Abdurrahman Dilipak
Dua ile İstenen Bela
Hiçbir şeyden çok fazla korkmayın ve hiçbir şeye çok fazla öfke duymayın ve hiçbir şeyi ihtirasla istemeyin.. İhtirasla istediğiniz her şey imtihanınız olur. Aşk ve öfke aklınızı zail eder. Bu durumda bazen kaçtığınızı sandığınız şeye doğru koşarsınız da farkına varmazsınız.. Aşk ve öfkeden sakının. Korku ile umut arasında yani Havf ile Reca arasında bir yerde duralım.. Esenlikte ve zor günde bu çizgimizi korumalıyız. Bazen insan dua ile belasını ister. Bu tehlikeye dikkat edelim..

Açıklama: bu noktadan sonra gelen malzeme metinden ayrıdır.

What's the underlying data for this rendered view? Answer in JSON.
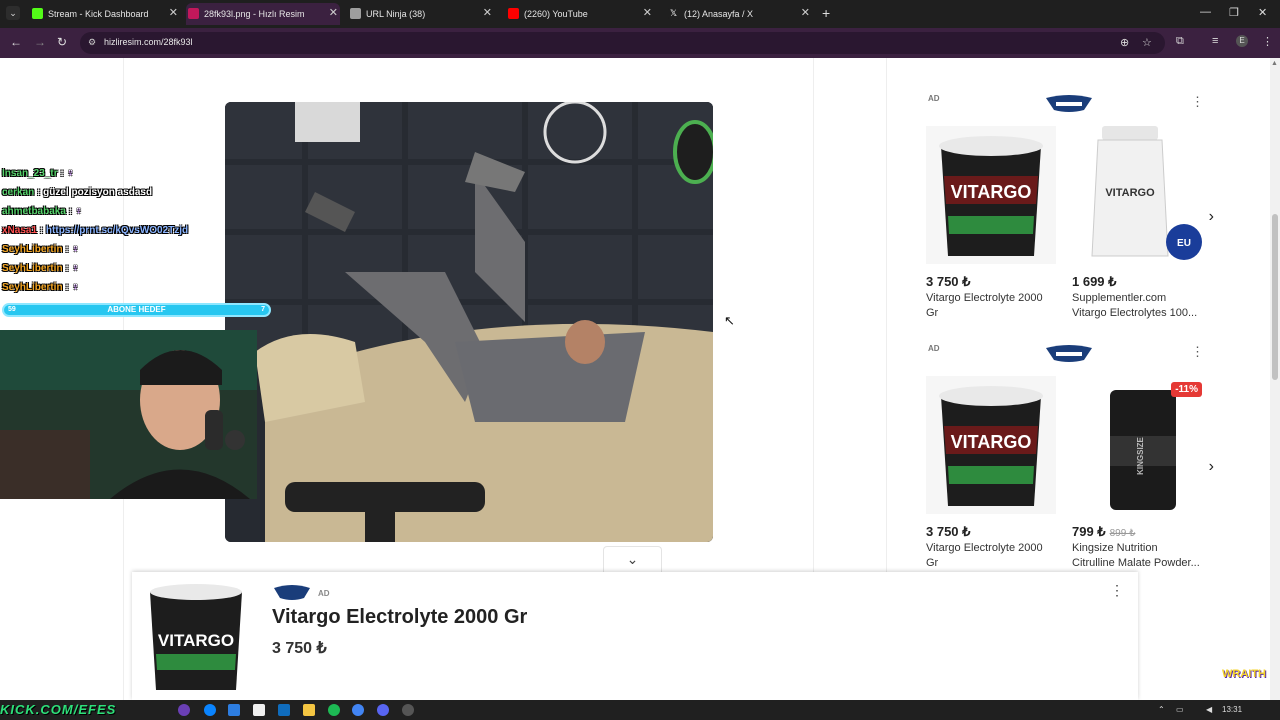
{
  "browser": {
    "tabs": [
      {
        "title": "Stream - Kick Dashboard",
        "color": "#53fc18"
      },
      {
        "title": "28fk93l.png - Hızlı Resim",
        "color": "#c2185b"
      },
      {
        "title": "URL Ninja (38)",
        "color": "#9e9e9e"
      },
      {
        "title": "(2260) YouTube",
        "color": "#ff0000"
      },
      {
        "title": "(12) Anasayfa / X",
        "color": "#ffffff"
      }
    ],
    "url": "hizliresim.com/28fk93l"
  },
  "chat": {
    "lines": [
      {
        "user": "Insan_23_tr",
        "sep": " : ",
        "msg": "♀",
        "link": ""
      },
      {
        "user": "cerkan",
        "sep": " : ",
        "msg": "güzel pozisyon asdasd",
        "link": ""
      },
      {
        "user": "ahmetbabaka",
        "sep": " : ",
        "msg": "♀",
        "link": ""
      },
      {
        "user": "xNasa1",
        "sep": " : ",
        "msg": "",
        "link": "https://prnt.sc/kQvsWO02Tzjd"
      },
      {
        "user": "SeyhLibertin",
        "sep": " : ",
        "msg": "♀",
        "link": ""
      },
      {
        "user": "SeyhLibertin",
        "sep": " : ",
        "msg": "♀",
        "link": ""
      },
      {
        "user": "SeyhLibertin",
        "sep": " : ",
        "msg": "♀",
        "link": ""
      }
    ],
    "goal": {
      "label": "ABONE HEDEF",
      "current": "59",
      "target": "7"
    }
  },
  "ads": [
    {
      "label": "AD",
      "products": [
        {
          "price": "3 750 ₺",
          "old_price": "",
          "name1": "Vitargo Electrolyte 2000",
          "name2": "Gr",
          "brand": "VITARGO",
          "badge": ""
        },
        {
          "price": "1 699 ₺",
          "old_price": "",
          "name1": "Supplementler.com",
          "name2": "Vitargo Electrolytes 100...",
          "brand": "VITARGO",
          "badge": ""
        }
      ]
    },
    {
      "label": "AD",
      "products": [
        {
          "price": "3 750 ₺",
          "old_price": "",
          "name1": "Vitargo Electrolyte 2000",
          "name2": "Gr",
          "brand": "VITARGO",
          "badge": ""
        },
        {
          "price": "799 ₺",
          "old_price": "899 ₺",
          "name1": "Kingsize Nutrition",
          "name2": "Citrulline Malate Powder...",
          "brand": "KINGSIZE",
          "badge": "-11%"
        }
      ]
    }
  ],
  "banner": {
    "label": "AD",
    "title": "Vitargo Electrolyte 2000 Gr",
    "price": "3 750 ₺"
  },
  "overlay": {
    "efes": "KICK.COM/EFES",
    "wraith": "WRAITH"
  },
  "taskbar": {
    "time": "13:31"
  }
}
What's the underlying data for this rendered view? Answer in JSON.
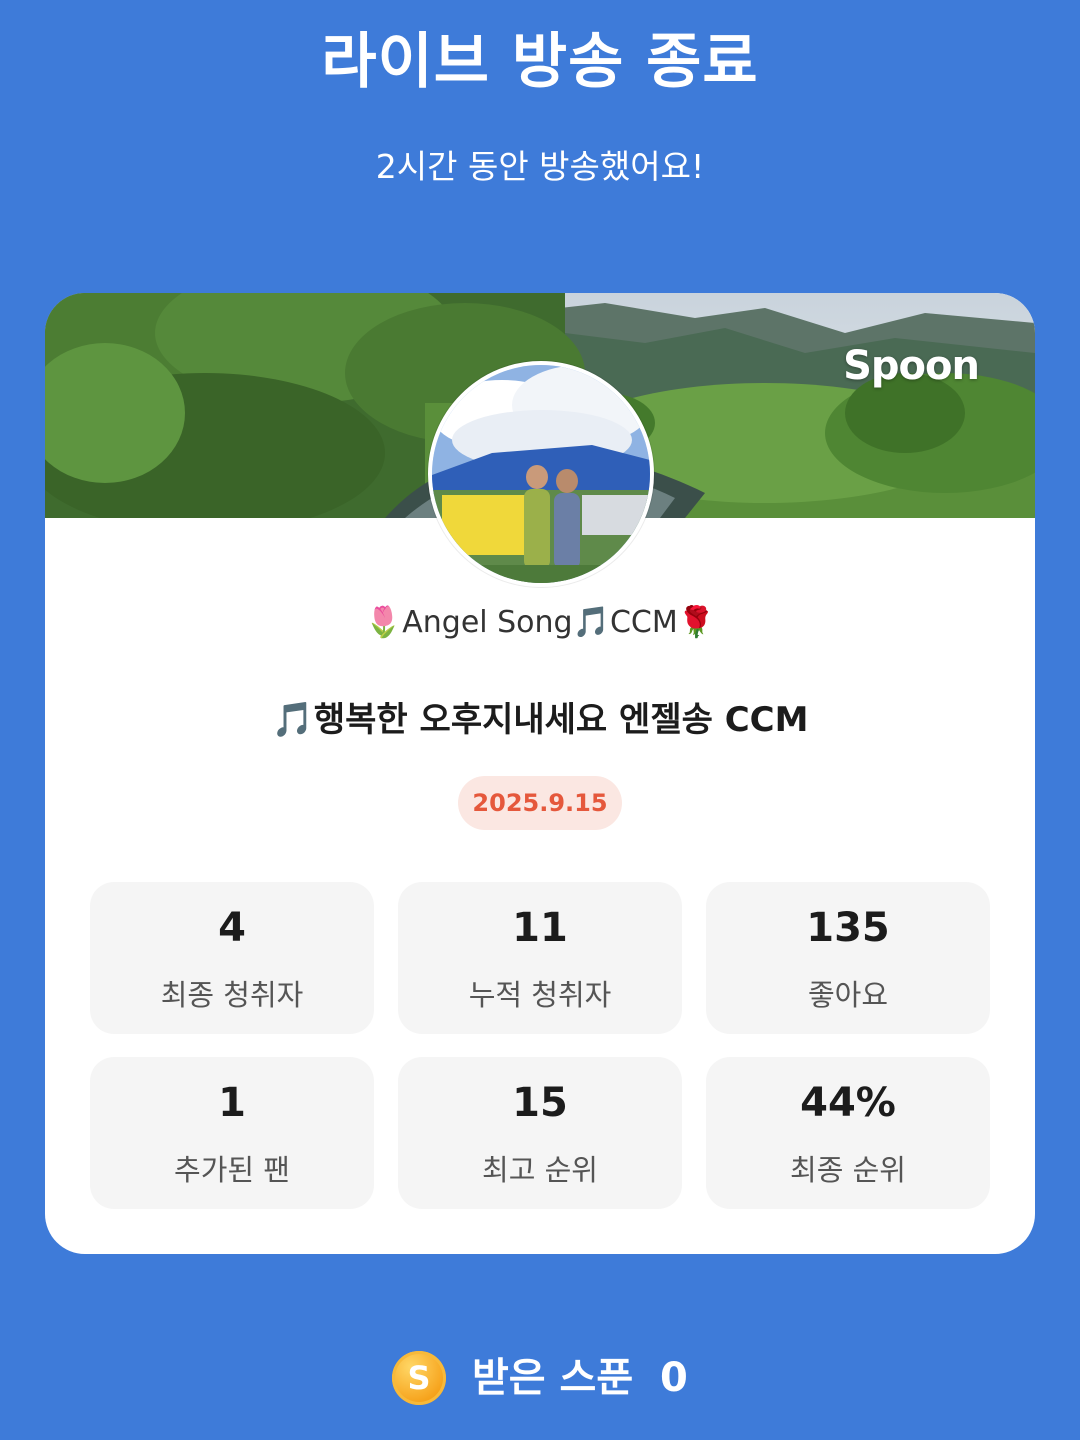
{
  "header": {
    "title": "라이브 방송 종료",
    "subtitle": "2시간 동안 방송했어요!"
  },
  "card": {
    "brand": "Spoon",
    "host": {
      "prefix_emoji": "🌷",
      "name_part1": "Angel Song",
      "mid_emoji": "🎵",
      "name_part2": "CCM",
      "suffix_emoji": "🌹"
    },
    "live_title": {
      "emoji": "🎵",
      "text": "행복한 오후지내세요 엔젤송 CCM"
    },
    "date": "2025.9.15",
    "stats": [
      {
        "value": "4",
        "label": "최종 청취자"
      },
      {
        "value": "11",
        "label": "누적 청취자"
      },
      {
        "value": "135",
        "label": "좋아요"
      },
      {
        "value": "1",
        "label": "추가된 팬"
      },
      {
        "value": "15",
        "label": "최고 순위"
      },
      {
        "value": "44%",
        "label": "최종 순위"
      }
    ]
  },
  "footer": {
    "coin_letter": "S",
    "received_label": "받은 스푼",
    "received_value": "0"
  },
  "colors": {
    "background": "#3e7bd9",
    "card": "#ffffff",
    "stat_box": "#f5f5f5",
    "date_badge_bg": "#fbe7e2",
    "date_badge_text": "#e5583c",
    "coin": "#f6a21b"
  }
}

Varsayalım, çok önemli ve sizin bütün paranızı harcadığınız, kazanırsanız çok iyi şeyler olacağını düşündüğünüz bir ihaleniz var.. Bütün hazırlıklar tamam. Bağlantılar kurulmuş, taahhütler alınmış.. Hiçbir eksiklik yok.. O iş istediğiniz gibi sonuçlanırsa, önemli hayırlar yapmak gibi bir hayaliniz var..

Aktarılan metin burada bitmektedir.